Prof Bunn whose research centres around nuclear arms and technology, said that "the capitals and major cities of the major nuclear-armed states" would be the first to go.
He continued: "But the effects could affect everyone – not only because our societies are so interconnected (as COVID has shown us) but because the smoke from burning cities could rise into the upper atmosphere, darken the sun, and create a 'nuclear winter' that could interfere with agriculture globally."
What makes the threat of nuclear weapons especially terrifying is how much technology has evolved since the "relatively small" explosions in Hiroshima and Nagasaki in Japan after World War Two.
Prof Futter agrees that the impact of a nuclear blast let alone several would reach far beyond the cities blown to pieces.
He said: "Even a small use of nuclear weapons would have significant global consequences. Two relatively small nuclear bombs killed approximately 200,000 people in Hiroshima and Nagasaki in 1945.

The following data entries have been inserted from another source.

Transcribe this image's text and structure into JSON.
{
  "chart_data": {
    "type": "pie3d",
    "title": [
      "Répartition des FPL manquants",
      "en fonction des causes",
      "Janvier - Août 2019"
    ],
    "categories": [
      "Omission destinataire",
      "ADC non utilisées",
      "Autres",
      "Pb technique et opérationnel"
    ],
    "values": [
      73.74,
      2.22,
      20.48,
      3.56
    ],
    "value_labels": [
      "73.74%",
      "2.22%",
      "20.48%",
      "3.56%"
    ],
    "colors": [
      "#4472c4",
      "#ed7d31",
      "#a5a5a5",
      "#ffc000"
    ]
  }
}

"Today’s nuclear weapons are much more powerful and Russia has several thousand nuclear weapons that can be used.
"It is not just the destruction and death caused by a nuclear blast, the fireball and over-pressure that it produces but the enormous amounts of radiation and fallout that would be produced that would likely impact the whole of Europe."
Compared to when Russia US hostility hit a fever pitch during the Cold War, Professor Craig explained a new player has emerged and now China would feature heavily in a projected map of WW3.
In response to a map illustrating the potential consequences of the Cuban missile crisis, he said: "Not really a whole lot different now, though things would change were China to get involved (it was not a nuclear power in 1962). Also back then the Soviet Union relied mainly on bombers rather than missiles so it's possible that damage to the US and maybe Western Europe wouldn't have been as bad."
For the time being, Prof Futter expects China and North Korea to stay out of the Ukraine crisis but admits the war might be used as a smokescreen for North Korea to continue developing or even testing its own capabilities.
Realistically the threat of nuclear war currently remains low particularly as radiation and fallout would very likely impact Russian and Belarusian towns and cities close to the Ukrainian border, according to Prof Futter.
He explained that Putin's bold announcement was probably designed to deter any Western/NATO direct military interference in the conflict, such as establishing a no-fly zone or sending troops.
"However, if President Putin finds himself bogged down in Ukraine, losing more troops and fighting what could become a bloody civil war, he may become desperate, Prof Futter warned.
"In this scenario it is not impossible that he might consider exploding a small nuclear device high in the air (i.e. not designed to kill to destroy) as a warning shot to NATO/the West to stop their support to Ukraine."
Prof Futter added: "The would be a massive gamble, and would be the first time a nuclear weapon has been exploded in wartime since 1945.
"It is unlikely that President Putin would use nuclear weapons in Ukraine - It is also difficult to see what military objective this would achieve given that the future of the conflict is likely to be close-combat if not guerrilla warfare."